Reddit has announced updates to its Robots Exclusion Protocol (robots.txt file), which governs the crawling of its website by automated web bots. The change aims to prevent AI-powered entities from scraping and training models on Reddit content without permission.
Traditionally, the robots.txt file allowed search engines to scrape content and direct users to relevant pages. However, with the rise of AI, websites are being exploited for training models without acknowledging their content sources. To combat this, Reddit will continue to rate-limit and block unknown bots and crawlers that do not abide by its Public Content Policy and lack an agreement with the platform.
The update is designed to deter AI companies from training their large language models on Reddit content, while good-faith actors like researchers and organizations, such as the Internet Archive, should not be affected. However, AI crawlers may choose to ignore Reddit’s robots.txt file.
This announcement comes on the heels of a Wired investigation that exposed AI-powered search startup Perplexity for scraping content despite ignoring requests not to do so. Perplexity CEO Aravind Srinivas argued that the robots.txt file is not a legal framework.

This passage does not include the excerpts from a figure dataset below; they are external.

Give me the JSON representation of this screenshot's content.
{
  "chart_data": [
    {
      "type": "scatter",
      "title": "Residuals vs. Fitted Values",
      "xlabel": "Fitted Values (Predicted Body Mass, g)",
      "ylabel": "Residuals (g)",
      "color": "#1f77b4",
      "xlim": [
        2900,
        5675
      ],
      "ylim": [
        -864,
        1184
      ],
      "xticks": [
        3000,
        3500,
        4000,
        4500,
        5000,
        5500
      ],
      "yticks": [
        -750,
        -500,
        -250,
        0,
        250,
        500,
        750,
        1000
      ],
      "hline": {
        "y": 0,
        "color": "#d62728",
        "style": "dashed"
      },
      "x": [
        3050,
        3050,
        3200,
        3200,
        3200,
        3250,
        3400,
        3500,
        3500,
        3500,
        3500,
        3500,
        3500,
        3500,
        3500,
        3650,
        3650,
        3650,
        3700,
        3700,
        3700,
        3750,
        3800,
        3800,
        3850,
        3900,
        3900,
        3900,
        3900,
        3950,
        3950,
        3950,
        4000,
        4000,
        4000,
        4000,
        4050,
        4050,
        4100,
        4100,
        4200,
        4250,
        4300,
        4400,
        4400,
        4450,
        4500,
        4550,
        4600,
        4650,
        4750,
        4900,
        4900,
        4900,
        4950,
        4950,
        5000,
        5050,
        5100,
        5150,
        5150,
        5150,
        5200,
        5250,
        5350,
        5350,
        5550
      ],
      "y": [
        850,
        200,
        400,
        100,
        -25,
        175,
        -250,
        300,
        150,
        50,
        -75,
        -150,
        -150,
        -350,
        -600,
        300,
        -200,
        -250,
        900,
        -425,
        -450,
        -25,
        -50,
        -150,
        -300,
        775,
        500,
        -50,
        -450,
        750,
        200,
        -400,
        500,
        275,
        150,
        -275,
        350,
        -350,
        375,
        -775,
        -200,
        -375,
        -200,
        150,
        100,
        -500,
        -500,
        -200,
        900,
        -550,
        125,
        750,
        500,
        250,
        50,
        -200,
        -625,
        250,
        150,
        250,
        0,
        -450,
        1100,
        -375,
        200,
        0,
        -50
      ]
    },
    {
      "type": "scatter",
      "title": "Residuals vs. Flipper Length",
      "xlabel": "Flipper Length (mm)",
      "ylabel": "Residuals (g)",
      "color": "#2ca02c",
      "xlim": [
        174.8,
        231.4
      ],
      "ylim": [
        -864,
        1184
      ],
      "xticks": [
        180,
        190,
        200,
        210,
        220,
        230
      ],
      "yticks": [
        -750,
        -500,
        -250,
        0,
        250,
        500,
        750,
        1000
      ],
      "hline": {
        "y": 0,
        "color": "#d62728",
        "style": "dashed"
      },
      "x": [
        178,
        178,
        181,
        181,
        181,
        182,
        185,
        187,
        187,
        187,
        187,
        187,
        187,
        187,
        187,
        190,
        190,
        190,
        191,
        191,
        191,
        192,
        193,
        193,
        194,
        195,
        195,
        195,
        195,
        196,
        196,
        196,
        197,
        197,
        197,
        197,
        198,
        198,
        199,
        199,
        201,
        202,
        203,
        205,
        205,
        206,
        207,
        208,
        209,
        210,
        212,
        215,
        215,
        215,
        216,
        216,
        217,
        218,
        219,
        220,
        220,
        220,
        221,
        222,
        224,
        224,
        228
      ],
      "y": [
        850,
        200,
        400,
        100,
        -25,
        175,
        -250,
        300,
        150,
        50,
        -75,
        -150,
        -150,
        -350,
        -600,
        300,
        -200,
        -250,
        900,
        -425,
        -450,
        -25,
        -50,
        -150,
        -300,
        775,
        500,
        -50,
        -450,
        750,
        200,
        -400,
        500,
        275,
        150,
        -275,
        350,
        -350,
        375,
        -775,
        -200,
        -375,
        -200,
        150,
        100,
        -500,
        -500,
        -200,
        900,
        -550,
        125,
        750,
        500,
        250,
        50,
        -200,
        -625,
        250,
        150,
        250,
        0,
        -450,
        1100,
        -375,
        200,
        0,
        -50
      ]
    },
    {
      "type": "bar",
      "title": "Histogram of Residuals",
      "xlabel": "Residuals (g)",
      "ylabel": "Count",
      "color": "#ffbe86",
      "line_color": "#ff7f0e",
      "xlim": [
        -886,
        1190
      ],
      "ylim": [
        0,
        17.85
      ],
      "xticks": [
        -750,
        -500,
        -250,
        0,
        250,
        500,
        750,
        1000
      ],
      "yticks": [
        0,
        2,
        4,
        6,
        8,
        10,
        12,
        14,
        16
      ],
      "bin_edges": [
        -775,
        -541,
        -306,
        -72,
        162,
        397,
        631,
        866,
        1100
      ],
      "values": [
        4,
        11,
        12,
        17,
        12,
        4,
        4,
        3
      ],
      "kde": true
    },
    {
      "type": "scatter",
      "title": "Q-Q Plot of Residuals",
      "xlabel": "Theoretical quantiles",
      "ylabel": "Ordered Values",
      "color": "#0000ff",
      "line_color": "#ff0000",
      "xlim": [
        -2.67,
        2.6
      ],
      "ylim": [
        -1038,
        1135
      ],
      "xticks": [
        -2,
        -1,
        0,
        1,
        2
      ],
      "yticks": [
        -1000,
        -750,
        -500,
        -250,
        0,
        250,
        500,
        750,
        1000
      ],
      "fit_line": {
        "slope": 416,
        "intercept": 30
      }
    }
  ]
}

Reddit’s updated policy will not impact companies with which it has an agreement, such as Google, which has a $60 million deal to train AI models on Reddit content. The change signals that other companies seeking to use Reddit’s data for AI training must obtain permission and payment.
“Anyone accessing Reddit content must abide by our policies, including those in place to protect redditors,” Reddit stated in its blog post. “We are selective about who we work with and trust with large-scale access to Reddit content.”
This development follows a new policy released by Reddit last month, aimed at guiding the use of its data by commercial entities and partners.